According to MapReduce programming specification, compile Mapper, Reducer and Driver respectively.

Environment to prepare

Create maven project, MapReduceDemo

Add the following dependencies to the POM.xml file

<dependencies> <dependency> <groupId>org.apache.hadoop</groupId> <artifactId>hadoop-client</artifactId> <version>3.1.3</version> </dependency> <dependency> <groupId>junit</groupId> <artifactId> <version>4.12</version> </dependency> <dependency> <groupId>org.slf4j</groupId> <artifactId> The < version > 1.7.30 < / version > < / dependency > < / dependencies >Copy the code

In the SRC /main/resources directory of your project, create a new file named “log4j.properties” and fill it in.

log4j.rootLogger=INFO, stdout
log4j.appender.stdout=org.apache.log4j.ConsoleAppender
log4j.appender.stdout.layout=org.apache.log4j.PatternLayout
log4j.appender.stdout.layout.ConversionPattern=%d %p [%c] - %m%n
log4j.appender.logfile=org.apache.log4j.FileAppender
log4j.appender.logfile.File=target/spring.log
log4j.appender.logfile.layout=org.apache.log4j.PatternLayout
log4j.appender.logfile.layout.ConversionPattern=%d %p [%c] - %m%n
Copy the code

Create a package name: com. MOE. Graphs.
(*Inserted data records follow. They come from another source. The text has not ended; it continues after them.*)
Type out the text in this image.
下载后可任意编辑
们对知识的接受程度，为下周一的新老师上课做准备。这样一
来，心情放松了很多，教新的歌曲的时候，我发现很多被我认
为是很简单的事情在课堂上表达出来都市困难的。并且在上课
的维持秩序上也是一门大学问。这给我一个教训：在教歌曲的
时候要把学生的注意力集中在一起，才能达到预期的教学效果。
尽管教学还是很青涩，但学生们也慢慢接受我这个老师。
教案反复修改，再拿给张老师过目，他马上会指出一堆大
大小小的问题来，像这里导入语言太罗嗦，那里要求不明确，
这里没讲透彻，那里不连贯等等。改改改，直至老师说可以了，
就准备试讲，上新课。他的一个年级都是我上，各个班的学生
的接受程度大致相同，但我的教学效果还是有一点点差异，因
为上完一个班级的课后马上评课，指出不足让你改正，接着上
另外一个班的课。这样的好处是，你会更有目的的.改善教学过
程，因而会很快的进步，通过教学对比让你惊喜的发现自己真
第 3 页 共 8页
Wordcount

Write a program

Write the Mapper class

public class WordCountMapper extends Mapper<LongWritable.Text.Text.IntWritable> {

    private Text outK = new Text();
    private IntWritable outV = new IntWritable(1);

    @Override
    protected void map(LongWritable key, Text value, Context context) throws IOException, InterruptedException {
        // 1 gets a row
        String line = value.toString();
        / / 2
        String[] words = line.split("");
        // 3 Write the loop
        for (String word : words) {
            / / encapsulation outk
            outK.set(word);
            / / writecontext.write(outK, outV); }}}Copy the code

Write the Reducer class

public class WordCountReducer extends Reducer<Text.IntWritable.Text.IntWritable> {

   private IntWritable outV = new IntWritable();

   @Override
   protected void reduce(Text key, Iterable<IntWritable> values, Context context) throws IOException, InterruptedException {
       int sum = 0;
       / / accumulation
       for (IntWritable value : values) {
           sum += value.get();
       }
       outV.set(sum);
       / / writecontext.write(key, outV); }}Copy the code

Write Driver Driver classes

public class WordCountDriver {

    public static void main(String[] args) throws IOException, ClassNotFoundException, InterruptedException {
        // 1 Obtain the job
        Configuration conf = new Configuration();
        Job job = Job.getInstance(conf);
        // 2 Set the jar package path
        job.setJarByClass(WordCountDriver.class);
        // 3 Associate mapper and reducer
        job.setMapperClass(WordCountMapper.class);
        job.setReducerClass(WordCountReducer.class);
        // 4 Set the KV type for the map output
        job.setMapOutputKeyClass(Text.class);
        job.setMapOutputValueClass(IntWritable.class);
        // 5 Sets the final output kV type
        job.setOutputKeyClass(Text.class);
        job.setOutputValueClass(IntWritable.class);
        // 6 Set the input path and output path
        FileInputFormat.setInputPaths(job, new Path("D:\input\inputword"));
        FileOutputFormat.setOutputPath(job, new Path("D:\hadoop\output888"));
        // 7 Submit the job
        boolean result = job.waitForCompletion(true);
        System.exit(result ? 0 : 1); }}Copy the code

Local test

The HADOOP_HOME variable and Windows run dependencies need to be configured first

Run the program on IDEA/Eclipse

2. Commit to cluster test

Testing on the cluster

Using Maven to jar packages, you need to add package plugin dependencies

<build> <plugins> <plugin> <artifactId> Maven-compiler-plugin </artifactId> <version>3.6.1</version> <configuration> <source>1.8</source> <target>1.8</target> </configuration> </plugin> <artifactId>maven-assembly-plugin</artifactId> <configuration> <descriptorRefs> <descriptorRef>jar-with-dependencies</descriptorRef> </descriptorRefs> </configuration> <executions> <execution> <id>make-assembly</id> <phase>package</phase> <goals> <goal>single</goal> </goals> </execution> </executions> </plugin> </plugins> </build>Copy the code

Jar the program
Change the name of the jar package without dependencies to wc.jar and copy the JAR package to /opt/module/hadoop-3.1.3 in the Hadoop cluster.

Starting a Hadoop Cluster

[moe@hadoop102 ~]$ start-dfs.sh
[moe@hadoop103 ~]$ start-yarn.sh
Copy the code

Execute the WordCount program

[moe@hadoop102 ~]$ hadoop jar wc.jar com.moe.mapreduce.wordcount.WordCountDriver /input /output
Copy the code

mo4tech.com (Moment For Technology) is a global community with thousands techies from across the global hang out!Passionate technologists, be it gadget freaks, tech enthusiasts, coders, technopreneurs, or CIOs, you would find them all here.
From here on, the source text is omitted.